Hey Alexander, I do have a post on Hamboards, you can check it out here. Ride on!

Thomas

Friday 24th of January 2020

Is there any option to combine a classic 40' Drop-Through longboard with Slide or Carver CX surf -trucks?

Big Kahuna

Friday 24th of January 2020

hum never tried a surf truck on a drop-through personally, maybe others can chime in on this

Daniel

Thursday 23rd of January 2020

Hi, very nice article. I tried a Carver C7 a few days ago and it made me wanna surfskate as well. I am 41 years old and started longboarding a year ago without much skate-experience before.

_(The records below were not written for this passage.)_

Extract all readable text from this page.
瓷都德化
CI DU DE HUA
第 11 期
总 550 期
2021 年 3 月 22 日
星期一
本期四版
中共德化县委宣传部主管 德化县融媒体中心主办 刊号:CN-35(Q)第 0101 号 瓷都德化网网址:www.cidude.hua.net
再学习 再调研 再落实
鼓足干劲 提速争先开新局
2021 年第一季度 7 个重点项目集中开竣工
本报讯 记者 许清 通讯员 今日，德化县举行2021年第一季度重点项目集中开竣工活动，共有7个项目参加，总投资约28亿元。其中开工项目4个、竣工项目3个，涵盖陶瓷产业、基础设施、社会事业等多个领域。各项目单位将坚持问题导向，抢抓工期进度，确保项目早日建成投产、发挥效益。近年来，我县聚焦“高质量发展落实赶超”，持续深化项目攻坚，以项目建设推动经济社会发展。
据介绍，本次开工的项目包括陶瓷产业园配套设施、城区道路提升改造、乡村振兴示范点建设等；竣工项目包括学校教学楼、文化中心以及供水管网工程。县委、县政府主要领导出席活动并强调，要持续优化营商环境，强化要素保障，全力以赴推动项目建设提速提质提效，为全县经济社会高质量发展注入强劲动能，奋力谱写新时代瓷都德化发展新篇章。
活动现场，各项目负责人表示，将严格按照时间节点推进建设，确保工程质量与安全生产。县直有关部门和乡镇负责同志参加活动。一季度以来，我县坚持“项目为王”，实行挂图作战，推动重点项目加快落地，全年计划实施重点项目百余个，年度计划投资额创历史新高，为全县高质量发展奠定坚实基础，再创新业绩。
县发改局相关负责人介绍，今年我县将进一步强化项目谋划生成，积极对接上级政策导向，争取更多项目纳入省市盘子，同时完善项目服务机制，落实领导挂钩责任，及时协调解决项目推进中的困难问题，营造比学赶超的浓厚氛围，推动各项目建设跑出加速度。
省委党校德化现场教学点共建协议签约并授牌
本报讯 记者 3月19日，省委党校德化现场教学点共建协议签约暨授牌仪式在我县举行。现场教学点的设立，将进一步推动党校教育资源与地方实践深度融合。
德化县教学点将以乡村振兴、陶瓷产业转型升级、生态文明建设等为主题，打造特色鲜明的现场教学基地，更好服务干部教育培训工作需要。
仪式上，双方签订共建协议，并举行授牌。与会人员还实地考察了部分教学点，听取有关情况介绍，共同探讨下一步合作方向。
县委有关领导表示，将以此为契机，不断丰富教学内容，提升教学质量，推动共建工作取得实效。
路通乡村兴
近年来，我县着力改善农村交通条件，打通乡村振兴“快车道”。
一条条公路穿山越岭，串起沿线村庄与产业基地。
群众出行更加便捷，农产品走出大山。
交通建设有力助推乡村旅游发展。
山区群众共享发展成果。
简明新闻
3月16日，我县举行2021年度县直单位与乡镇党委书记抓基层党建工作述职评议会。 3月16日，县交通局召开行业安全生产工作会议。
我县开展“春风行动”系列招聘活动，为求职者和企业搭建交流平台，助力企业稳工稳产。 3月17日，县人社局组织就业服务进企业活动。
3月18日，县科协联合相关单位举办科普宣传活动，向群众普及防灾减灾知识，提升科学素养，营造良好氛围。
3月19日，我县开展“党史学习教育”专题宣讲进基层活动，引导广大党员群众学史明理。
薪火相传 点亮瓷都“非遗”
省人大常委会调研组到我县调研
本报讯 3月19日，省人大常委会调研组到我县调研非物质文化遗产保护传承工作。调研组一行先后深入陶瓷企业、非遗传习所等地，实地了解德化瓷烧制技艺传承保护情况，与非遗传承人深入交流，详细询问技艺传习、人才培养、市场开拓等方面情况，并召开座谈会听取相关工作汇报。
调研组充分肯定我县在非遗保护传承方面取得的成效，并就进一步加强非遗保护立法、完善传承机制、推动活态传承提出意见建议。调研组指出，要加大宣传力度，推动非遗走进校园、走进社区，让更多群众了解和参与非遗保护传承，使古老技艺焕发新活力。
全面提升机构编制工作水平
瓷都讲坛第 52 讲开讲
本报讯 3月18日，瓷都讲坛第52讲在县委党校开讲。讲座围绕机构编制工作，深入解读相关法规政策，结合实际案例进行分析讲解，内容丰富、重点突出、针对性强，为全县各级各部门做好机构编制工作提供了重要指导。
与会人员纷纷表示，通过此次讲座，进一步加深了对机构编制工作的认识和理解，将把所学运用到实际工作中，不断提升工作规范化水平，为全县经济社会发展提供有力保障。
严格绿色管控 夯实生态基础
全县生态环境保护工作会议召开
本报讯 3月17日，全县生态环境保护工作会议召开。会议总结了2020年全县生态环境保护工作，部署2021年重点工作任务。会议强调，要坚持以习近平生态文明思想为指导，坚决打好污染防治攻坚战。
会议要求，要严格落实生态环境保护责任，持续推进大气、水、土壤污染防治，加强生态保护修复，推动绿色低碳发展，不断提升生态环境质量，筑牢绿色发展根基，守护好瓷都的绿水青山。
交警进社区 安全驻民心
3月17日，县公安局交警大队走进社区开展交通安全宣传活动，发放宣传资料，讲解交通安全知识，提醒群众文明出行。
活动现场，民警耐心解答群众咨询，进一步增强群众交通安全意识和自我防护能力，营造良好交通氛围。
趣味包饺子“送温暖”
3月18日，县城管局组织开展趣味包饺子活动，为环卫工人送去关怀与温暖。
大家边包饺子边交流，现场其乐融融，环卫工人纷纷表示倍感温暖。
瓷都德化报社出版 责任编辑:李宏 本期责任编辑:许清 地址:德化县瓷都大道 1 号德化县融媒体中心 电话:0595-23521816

So i wonder if putting the slide surftrucks on my landyachtz ripple ridge would be a good option or if I should rather go for a slide complete board...

Big Kahuna

Friday 24th of January 2020

Hey Daniel, haven't tried the Ripple Ridge but it looks similar in size and shape to my Loaded Poke, which works really great with the Carver CX truck. So I don't see any reason why the Slide truck wouldn't work with your Ripple Ridge. Like other surfskates, the Slide decks are typically wider and have less concave than most commuters and city slashers, which gives them a slightly different feel for surf carving and pumping. It really depends on the type of riding you want to do, if you want easy pumping and tight turns, your deck combined with a slide truck (possibly with risers) and a set of wide 70mm wheels should work great. If you want something closer to the surfing feel, on the other, a Slide complete would probably be a better choice. Ride on!